The vulnerability exists within the deleteOrdersFiles() function of the Cost Calculator Builder plugin. The function fails to properly sanitize or validate the file path provided in a user request. An authenticated attacker, potentially with low-level privileges, can exploit this flaw by crafting a request with a path traversal payload (e.g., ../../../../wp-config.php) to target and delete critical files outside of the intended directory. Deleting core application files like wp-config.php or system files can render the entire website inoperable.

This vulnerability is rated as High severity with a CVSS score of 8.8, posing a significant threat to business operations. Exploitation can lead to a complete denial of service, requiring a full restoration from backups and causing extended downtime. The deletion of configuration files or user data could result in data loss, reputational damage, and loss of customer trust. The operational cost of incident response and recovery from such an attack can be substantial.

Immediate Action:

• Immediately update the Cost Calculator Builder plugin to a version greater than 3.
• If the plugin is not essential for business operations, consider deactivating and uninstalling it to remove the attack surface entirely.
• Verify that the update has been successfully applied across all relevant WordPress instances.

Proactive Monitoring:

• Implement File Integrity Monitoring (FIM) on the web server to detect and alert on unauthorized deletions or modifications of critical files (e.g., wp-config.php, .htaccess, core WordPress files).
• Review web server access logs for suspicious POST/GET requests targeting the plugin's endpoints, specifically looking for path traversal sequences (../, ..%2F) in the request parameters.

Compensating Controls:

• If immediate patching is not feasible, deploy a Web Application Firewall (WAF) with rules designed to block path traversal attack patterns.
• Enforce strict file system permissions to ensure the web server's user account cannot delete files outside of its designated directories.
• Ensure that regular, automated, and verified backups of the entire WordPress site (files and database) are being performed and stored securely off-site.

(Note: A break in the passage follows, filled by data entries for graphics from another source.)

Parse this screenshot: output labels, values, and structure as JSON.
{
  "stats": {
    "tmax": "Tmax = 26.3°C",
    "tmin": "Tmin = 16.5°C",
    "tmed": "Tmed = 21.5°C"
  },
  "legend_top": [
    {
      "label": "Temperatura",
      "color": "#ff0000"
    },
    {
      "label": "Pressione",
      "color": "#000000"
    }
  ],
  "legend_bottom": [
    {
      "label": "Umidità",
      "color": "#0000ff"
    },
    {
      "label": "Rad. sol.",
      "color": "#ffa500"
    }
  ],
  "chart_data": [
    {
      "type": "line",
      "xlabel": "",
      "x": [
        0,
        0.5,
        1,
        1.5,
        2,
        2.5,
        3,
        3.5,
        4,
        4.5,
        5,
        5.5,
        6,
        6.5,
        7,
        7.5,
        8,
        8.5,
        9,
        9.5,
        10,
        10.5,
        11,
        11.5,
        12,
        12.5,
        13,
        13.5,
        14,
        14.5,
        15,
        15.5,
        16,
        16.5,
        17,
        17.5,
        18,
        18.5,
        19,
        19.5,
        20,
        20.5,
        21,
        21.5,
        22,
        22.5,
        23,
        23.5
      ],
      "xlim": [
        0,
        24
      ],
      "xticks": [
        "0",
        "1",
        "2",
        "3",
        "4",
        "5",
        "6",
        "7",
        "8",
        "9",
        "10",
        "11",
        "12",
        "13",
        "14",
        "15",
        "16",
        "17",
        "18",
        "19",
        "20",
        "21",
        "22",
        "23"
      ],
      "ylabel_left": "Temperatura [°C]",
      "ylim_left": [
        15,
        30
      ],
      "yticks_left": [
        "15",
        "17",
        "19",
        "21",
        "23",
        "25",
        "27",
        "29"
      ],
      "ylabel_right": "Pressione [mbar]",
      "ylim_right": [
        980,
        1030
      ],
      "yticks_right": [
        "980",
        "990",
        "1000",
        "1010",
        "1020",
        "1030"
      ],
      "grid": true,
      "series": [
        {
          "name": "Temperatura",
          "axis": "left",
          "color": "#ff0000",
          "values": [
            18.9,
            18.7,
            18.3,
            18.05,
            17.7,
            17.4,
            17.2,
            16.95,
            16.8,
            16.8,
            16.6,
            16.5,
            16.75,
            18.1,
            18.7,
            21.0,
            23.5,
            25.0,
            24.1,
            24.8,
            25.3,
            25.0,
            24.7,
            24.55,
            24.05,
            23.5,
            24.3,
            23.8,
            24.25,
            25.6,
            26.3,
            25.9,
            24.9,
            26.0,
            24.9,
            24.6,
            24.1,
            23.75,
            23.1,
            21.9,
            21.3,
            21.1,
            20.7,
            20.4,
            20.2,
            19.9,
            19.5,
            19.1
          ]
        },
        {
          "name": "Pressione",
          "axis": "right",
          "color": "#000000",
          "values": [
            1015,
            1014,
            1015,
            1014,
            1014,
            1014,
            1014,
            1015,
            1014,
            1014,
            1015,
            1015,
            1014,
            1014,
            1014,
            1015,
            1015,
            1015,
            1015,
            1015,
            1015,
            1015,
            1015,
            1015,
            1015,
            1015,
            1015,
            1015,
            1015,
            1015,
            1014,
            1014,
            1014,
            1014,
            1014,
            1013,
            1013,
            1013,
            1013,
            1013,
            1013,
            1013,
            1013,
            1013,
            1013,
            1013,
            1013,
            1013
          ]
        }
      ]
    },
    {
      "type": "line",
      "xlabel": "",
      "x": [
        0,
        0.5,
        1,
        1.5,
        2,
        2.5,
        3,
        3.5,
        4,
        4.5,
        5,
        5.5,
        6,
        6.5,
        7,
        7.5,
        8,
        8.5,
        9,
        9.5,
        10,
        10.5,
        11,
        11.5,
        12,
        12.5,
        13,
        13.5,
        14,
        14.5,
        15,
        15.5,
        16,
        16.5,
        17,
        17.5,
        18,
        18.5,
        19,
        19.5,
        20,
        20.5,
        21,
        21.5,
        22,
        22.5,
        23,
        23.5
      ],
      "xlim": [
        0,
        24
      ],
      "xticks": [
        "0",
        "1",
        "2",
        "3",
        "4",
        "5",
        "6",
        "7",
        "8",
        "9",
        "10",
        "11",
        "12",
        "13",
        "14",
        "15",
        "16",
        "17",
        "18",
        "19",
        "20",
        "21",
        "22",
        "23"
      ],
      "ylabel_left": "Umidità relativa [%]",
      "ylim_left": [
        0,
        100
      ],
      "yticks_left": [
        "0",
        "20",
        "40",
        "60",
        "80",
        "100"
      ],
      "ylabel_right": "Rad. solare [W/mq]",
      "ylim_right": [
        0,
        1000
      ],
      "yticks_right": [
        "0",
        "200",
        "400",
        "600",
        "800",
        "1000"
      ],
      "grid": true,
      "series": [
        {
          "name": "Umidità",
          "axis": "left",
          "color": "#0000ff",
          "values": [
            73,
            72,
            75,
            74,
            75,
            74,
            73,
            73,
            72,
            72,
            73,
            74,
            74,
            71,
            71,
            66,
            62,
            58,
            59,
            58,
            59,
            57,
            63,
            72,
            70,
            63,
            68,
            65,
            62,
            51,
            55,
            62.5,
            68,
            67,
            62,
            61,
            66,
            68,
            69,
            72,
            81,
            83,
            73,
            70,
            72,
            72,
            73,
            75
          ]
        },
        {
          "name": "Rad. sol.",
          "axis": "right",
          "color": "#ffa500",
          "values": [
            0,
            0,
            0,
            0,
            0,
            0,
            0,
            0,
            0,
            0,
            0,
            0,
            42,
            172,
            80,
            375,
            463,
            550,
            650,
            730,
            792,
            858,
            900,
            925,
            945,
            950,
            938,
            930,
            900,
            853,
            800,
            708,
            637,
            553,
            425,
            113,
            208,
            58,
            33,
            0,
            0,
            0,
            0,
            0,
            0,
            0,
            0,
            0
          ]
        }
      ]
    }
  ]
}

Public Exploit Available: false

Given the high CVSS score of 8.8 and the critical impact of a successful attack, it is imperative that organizations address this vulnerability with the highest priority. The potential for a complete denial of service represents a direct threat to business continuity. We strongly recommend applying the vendor-supplied patch immediately to all affected systems. Although this CVE is not currently listed on the CISA KEV catalog, its severity makes it a prime candidate for future inclusion, and it should be treated as an active and critical threat.